Chef Michael Patterson brings refined dishes such as scallops and beef tips to Kings Bowl in Orlando, Fla. - MCT

Alleys toss concept of 'bowling food' in gutter

ORLANDO, Fla. — A new genre of bowling alleys is striking a chord with foodies.

Once the home of dried-out hot dogs on spinning heated rollers and cardboard-cradled pizzas, bowling alleys have undergone a culinary and design renaissance in recent years.

Today, places such as Splitsville Luxury Lanes in Downtown Disney and Kings Bowl in Orlando, Fla., are touting chef-inspired menus. The souped-up settings include VIP lounges, sushi bars, signature cocktails and hip vibes.

"As an industry, we recognized that quality food is something our customers want," says Steve Johnson, executive director of the Bowling Proprietors' Association of America. "It's been a natural evolution."

Bowling is the No. 1 participation sport in the United States, according to BPAA research.

"We've seen a resurgence of bowling as a recreational sport and I think a lot of that has to do with our members meeting guest expectations and that includes better food and drink options."

At this year's Bowl Expo, the industry's annual major trade show, exhibitors included food vendors such as Oviedo-based Asian Food Solutions; Wholly Guacamole, a line of avocado condiments that has expanded to include salsa pineapple dip and roasted tomato dip; and Sysco, a global food distributor whose inventory includes organic foods and artisanal pastas.

Despite the new food temptations in bowling alleys, there is one etiquette rule that still has to be followed: Food and drinks are not allowed in the area where players approach the lanes with bowling balls in hand.

Kings Bowl, Orlando, Fla.

In addition to the 22 lanes and a lengthy dress code, Kings has a full-service, chef-driven restaurant and two bars that serve signature cocktails and wines by the glass and bottle.

Best bites: Cajun grouper sliders ($10 for two, $13 for three) and the kingpin club wrap ($11)
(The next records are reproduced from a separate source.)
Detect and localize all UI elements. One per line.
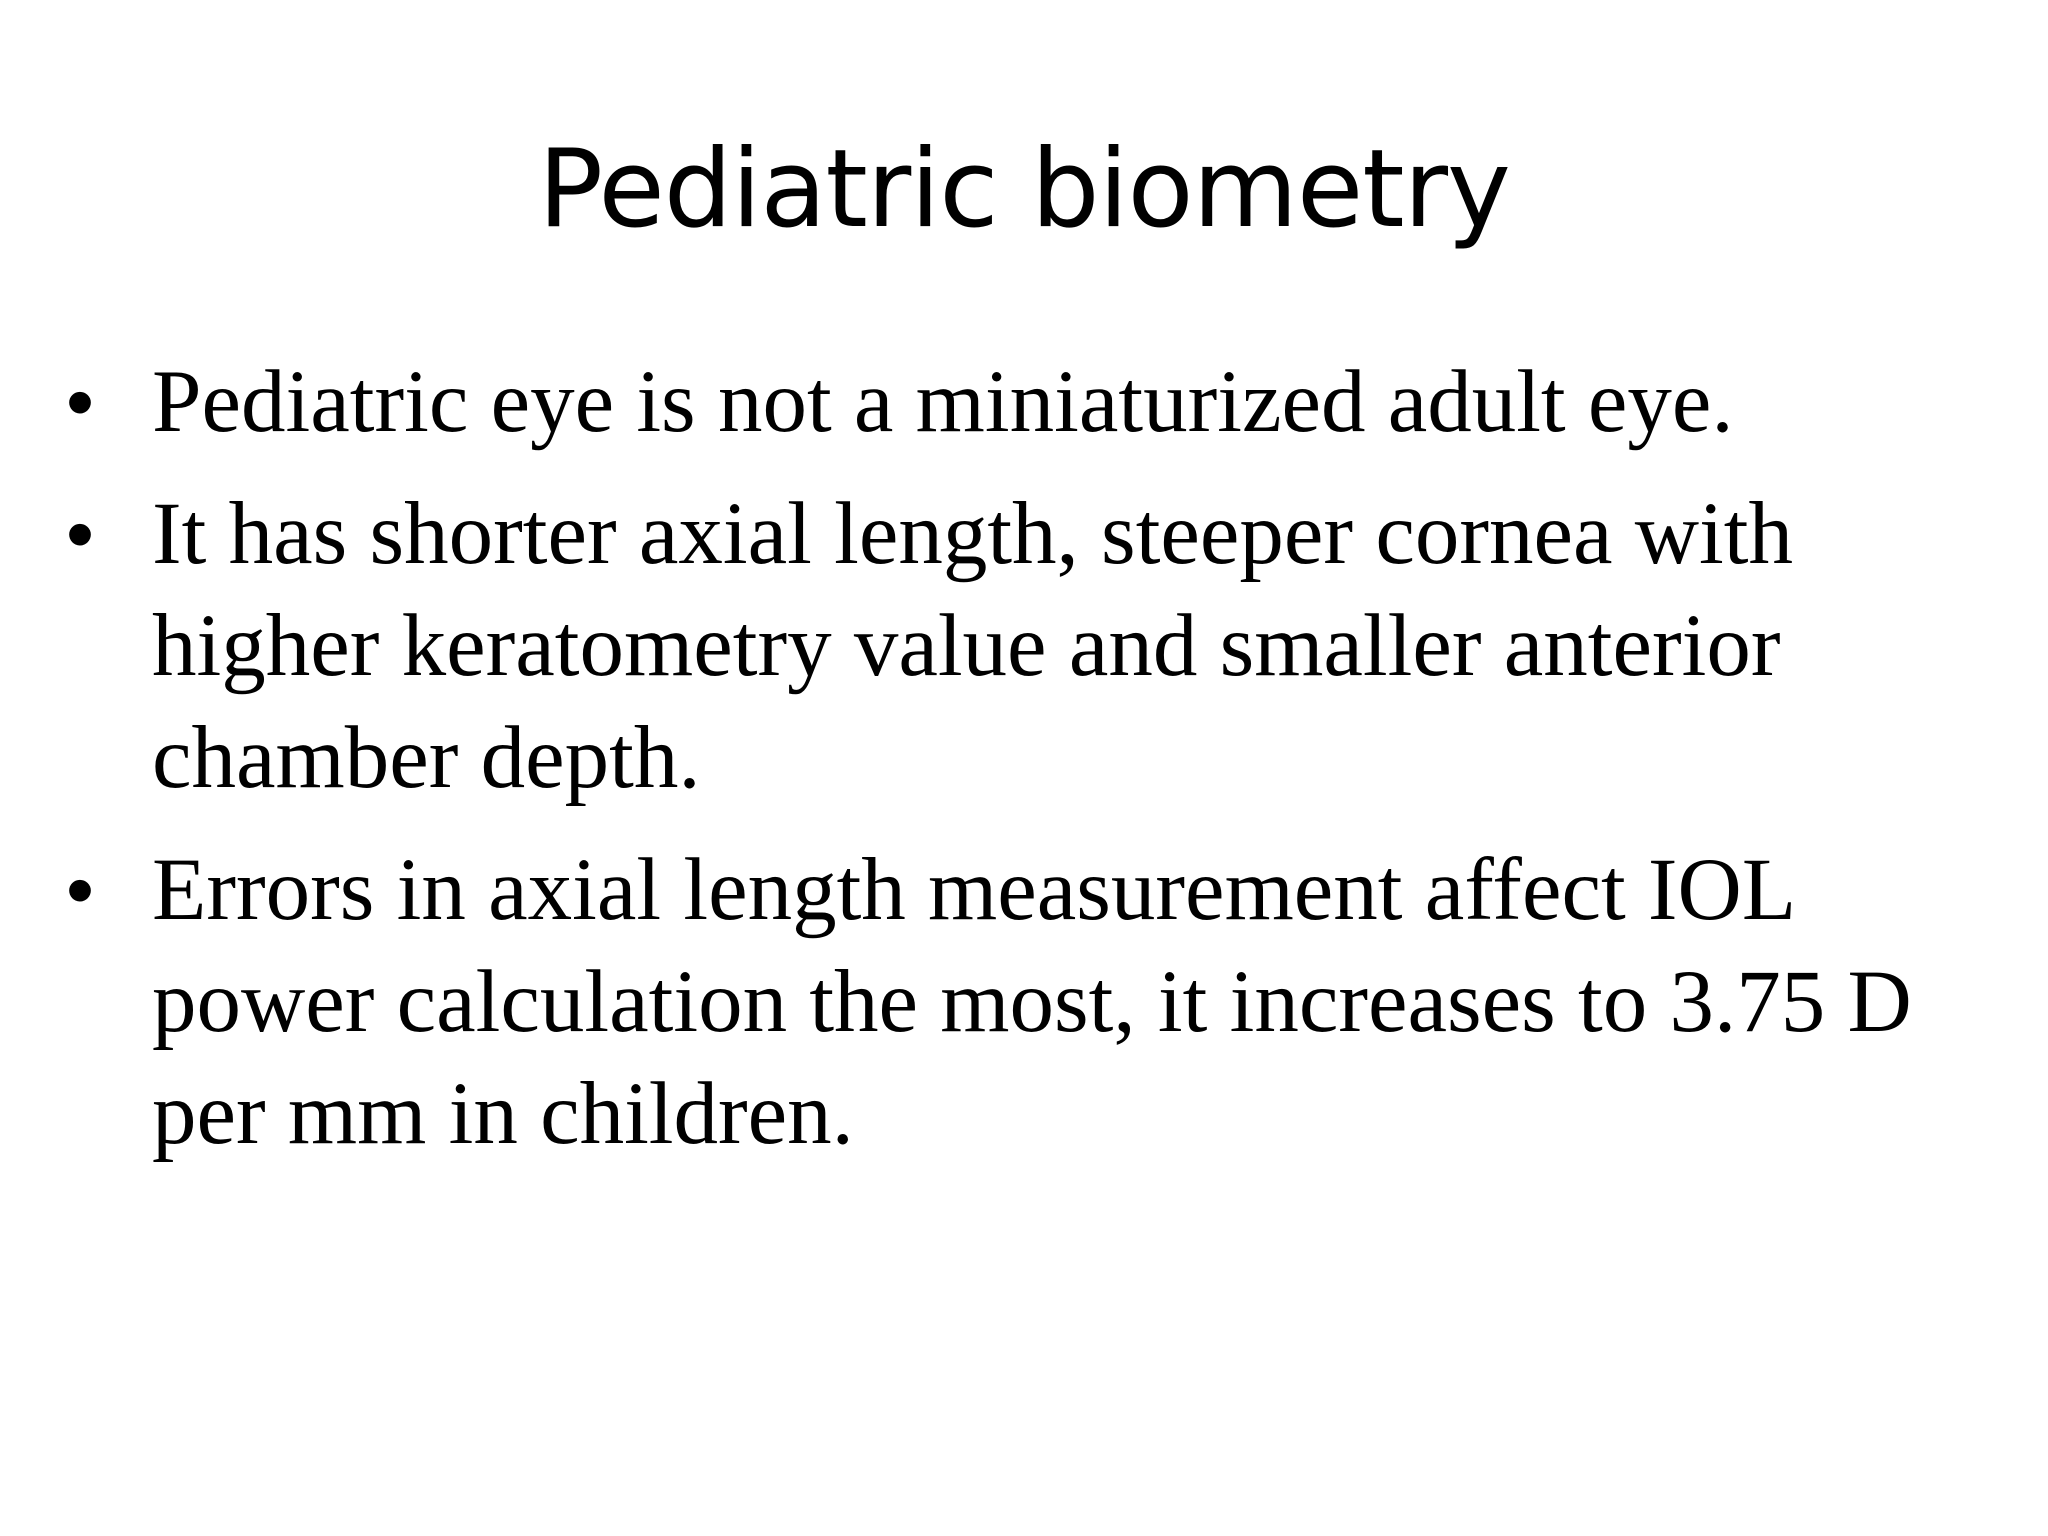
bullet-dot-icon: • — [66, 845, 95, 934]
bullet-text: It has shorter axial length, steeper cornea with higher keratometry value and smaller anterior chamber depth. — [152, 485, 1793, 807]
bullet-item — [66, 346, 2006, 458]
bullet-item — [66, 478, 2006, 814]
bullet-text: Errors in axial length measurement affect IOL power calculation the most, it increases to 3.75 D per mm in children. — [152, 841, 1912, 1163]
bullet-list — [66, 346, 2006, 1190]
bullet-dot-icon: • — [66, 357, 95, 446]
bullet-text: Pediatric eye is not a miniaturized adult eye. — [152, 353, 1734, 451]
bullet-dot-icon: • — [66, 489, 95, 578]
slide-title: Pediatric biometry — [538, 127, 1510, 252]
bullet-item — [66, 834, 2006, 1170]
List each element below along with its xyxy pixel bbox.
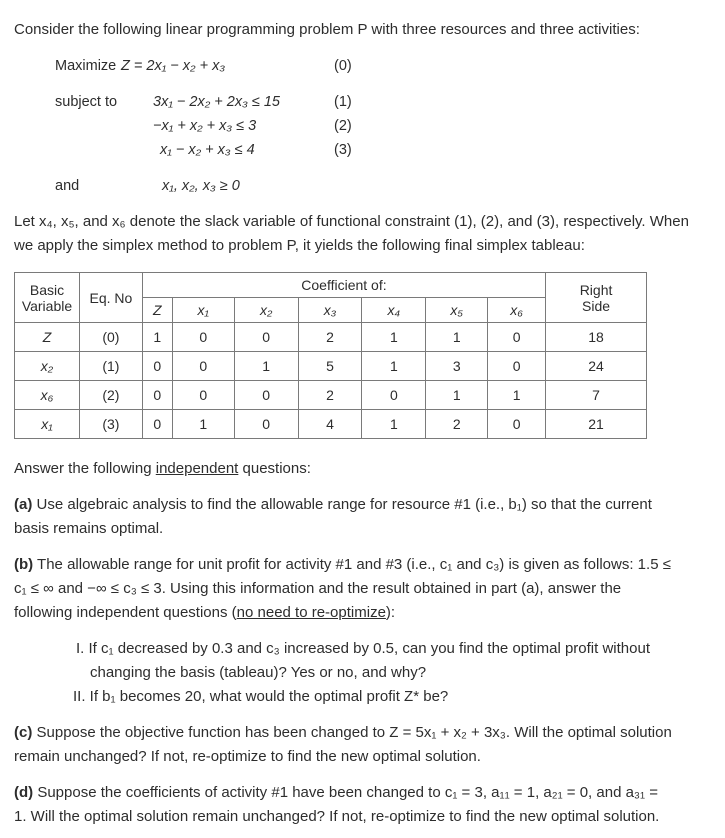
subject-to-label: subject to: [55, 94, 118, 110]
coef-cell: 2: [298, 381, 362, 410]
coef-cell: 1: [172, 410, 234, 439]
column-header: x₃: [298, 298, 362, 323]
eq-cell: (1): [79, 352, 142, 381]
coef-cell: 0: [488, 352, 546, 381]
coef-cell: 0: [172, 381, 234, 410]
eq-no-header: Eq. No: [79, 273, 142, 323]
coef-cell: 0: [142, 410, 172, 439]
constraint-1: 3x₁ − 2x₂ + 2x₃ ≤ 15: [153, 94, 280, 110]
objective-label: Maximize: [55, 58, 117, 74]
constraint-3: x₁ − x₂ + x₃ ≤ 4: [160, 142, 255, 158]
coef-cell: 2: [426, 410, 488, 439]
coef-cell: 0: [172, 352, 234, 381]
slack-text-line-1: Let x₄, x₅, and x₆ denote the slack variable of functional constraint (1), (2), and (3), respectively. When: [14, 213, 689, 230]
coef-cell: 0: [488, 410, 546, 439]
coef-cell: 1: [362, 352, 426, 381]
intro-text: Consider the following linear programming problem P with three resources and three activities:: [14, 21, 640, 38]
column-header: x₅: [426, 298, 488, 323]
question-b-sub-1-line-1: I. If c₁ decreased by 0.3 and c₃ increased by 0.5, can you find the optimal profit without: [76, 640, 650, 657]
table-row: [15, 410, 647, 439]
column-header: x₄: [362, 298, 426, 323]
rhs-cell: 18: [546, 323, 647, 352]
coef-cell: 3: [426, 352, 488, 381]
slack-text-line-2: we apply the simplex method to problem P, it yields the following final simplex tableau:: [14, 237, 585, 254]
objective-tag: (0): [334, 58, 352, 74]
coef-cell: 4: [298, 410, 362, 439]
table-row: [15, 323, 647, 352]
question-a-line-2: basis remains optimal.: [14, 520, 164, 537]
question-b-sub-2: II. If b₁ becomes 20, what would the optimal profit Z* be?: [73, 688, 449, 705]
constraint-3-tag: (3): [334, 142, 352, 158]
question-b-sub-1-line-2: changing the basis (tableau)? Yes or no, and why?: [90, 664, 427, 681]
coef-cell: 5: [298, 352, 362, 381]
question-a-line-1: (a) Use algebraic analysis to find the allowable range for resource #1 (i.e., b₁) so that the current: [14, 496, 652, 513]
question-d-label: (d): [14, 784, 34, 801]
column-header: x₁: [172, 298, 234, 323]
coef-cell: 0: [142, 352, 172, 381]
coefficient-header: Coefficient of:: [142, 273, 545, 298]
question-b-label: (b): [14, 556, 34, 573]
nonnegativity: x₁, x₂, x₃ ≥ 0: [162, 178, 240, 194]
column-header: x₂: [234, 298, 298, 323]
constraint-2-tag: (2): [334, 118, 352, 134]
answer-intro: Answer the following independent questions:: [14, 460, 311, 477]
question-c-label: (c): [14, 724, 33, 741]
coef-cell: 0: [142, 381, 172, 410]
right-side-header: Right Side: [546, 273, 647, 323]
question-b-line-2: c₁ ≤ ∞ and −∞ ≤ c₃ ≤ 3. Using this information and the result obtained in part (a), answer the: [14, 580, 622, 597]
rhs-cell: 21: [546, 410, 647, 439]
question-b-line-3: following independent questions (no need to re-optimize):: [14, 604, 396, 621]
eq-cell: (3): [79, 410, 142, 439]
rhs-cell: 7: [546, 381, 647, 410]
question-c-line-2: remain unchanged? If not, re-optimize to find the new optimal solution.: [14, 748, 481, 765]
basic-variable-header: Basic Variable: [15, 273, 80, 323]
coef-cell: 0: [362, 381, 426, 410]
column-header: x₆: [488, 298, 546, 323]
constraint-1-tag: (1): [334, 94, 352, 110]
eq-cell: (0): [79, 323, 142, 352]
coef-cell: 1: [234, 352, 298, 381]
constraint-2: −x₁ + x₂ + x₃ ≤ 3: [153, 118, 257, 134]
question-b-line-1: (b) The allowable range for unit profit for activity #1 and #3 (i.e., c₁ and c₃) is given as follows: 1.5 ≤: [14, 556, 671, 573]
question-d-line-2: 1. Will the optimal solution remain unchanged? If not, re-optimize to find the new optimal solution.: [14, 808, 660, 825]
eq-cell: (2): [79, 381, 142, 410]
coef-cell: 0: [488, 323, 546, 352]
coef-cell: 1: [426, 381, 488, 410]
coef-cell: 1: [362, 410, 426, 439]
basic-cell: x₂: [15, 352, 80, 381]
simplex-tableau: [14, 272, 647, 439]
coef-cell: 0: [234, 410, 298, 439]
question-a-label: (a): [14, 496, 33, 513]
basic-cell: x₆: [15, 381, 80, 410]
coef-cell: 0: [234, 323, 298, 352]
basic-cell: Z: [15, 323, 80, 352]
coef-cell: 0: [172, 323, 234, 352]
coef-cell: 1: [142, 323, 172, 352]
basic-cell: x₁: [15, 410, 80, 439]
table-row: [15, 352, 647, 381]
coef-cell: 1: [362, 323, 426, 352]
column-header: Z: [142, 298, 172, 323]
coef-cell: 1: [488, 381, 546, 410]
coef-cell: 0: [234, 381, 298, 410]
question-d-line-1: (d) Suppose the coefficients of activity #1 have been changed to c₁ = 3, a₁₁ = 1, a₂₁ = 0, and a₃₁ =: [14, 784, 659, 801]
rhs-cell: 24: [546, 352, 647, 381]
coef-cell: 1: [426, 323, 488, 352]
table-row: [15, 381, 647, 410]
and-label: and: [55, 178, 80, 194]
coef-cell: 2: [298, 323, 362, 352]
objective-function: Z = 2x₁ − x₂ + x₃: [121, 58, 226, 74]
question-c-line-1: (c) Suppose the objective function has been changed to Z = 5x₁ + x₂ + 3x₃. Will the optimal solution: [14, 724, 672, 741]
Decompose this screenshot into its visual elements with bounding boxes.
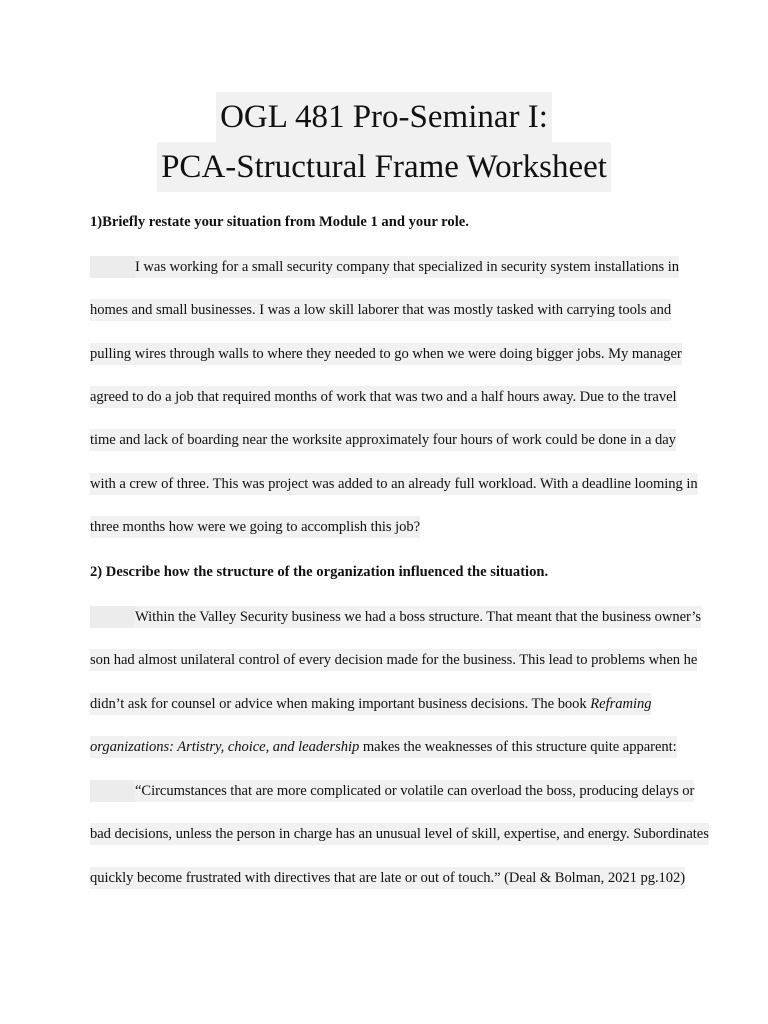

Impressive entrees: Brazilian fish stew ($18) with grouper, shrimp, tomatoes, peppers, onions, fresh cilantro, coconut milk, white rice and grilled bread; 16-ounce rib-eye steak ($26) with mashed potatoes, asparagus and fried onion strings.

Splitsville Luxury Lanes, Lake Buena Vista, Fla.

In addition to the 30 lanes on the two levels of entertainment space, the menu is guided by award-winning Boston chef Tim Cushman. There are two sushi bars.

Best bites: The super tuna roll ($15) with ahi tuna, tempura shrimp and cream cheese topped with seared ahi, avocado, eel sauce, tempura flakes and spicy mayo; filet mignon sliders ($14 for two) dressed with onion rings and horseradish cream

Impressive entrees: Grilled mahi-mahi with "voodoo" shrimp ($24), a blackened fillet with grilled shellfish and a spicy sauce, served with fries and vegetables; grilled salmon ($22) topped with mango chutney and served with broccoli and sushi rice.

Three Point Bowling, Orlando

This recently renovated 16-lane center isn't as retro hip as the others but it does have a chef on staff and touts a "Chef's Table" for entertaining up to 20 people for only $20 per person (tax, gratuity and bowling not included) and a $5 wine corkage fee. The alley is locally owned and independent.

Best bites: Flan dessert ($2.81) signature chili ($2.81 cup, $4.22 bowl); fried shrimp basket ($7.04), with 10 large, hand-breaded shellfish and fries.

Impressive entrees: Grilled skirt steak churrasco-style ($8.45), with chimichurri sauce with grilled onions and sweet peppers on white or yellow rice; ropa viejo ($8.45), a platter of shredded flank steak cooked in a rich tomato sauce and topped with grilled onions and peppers.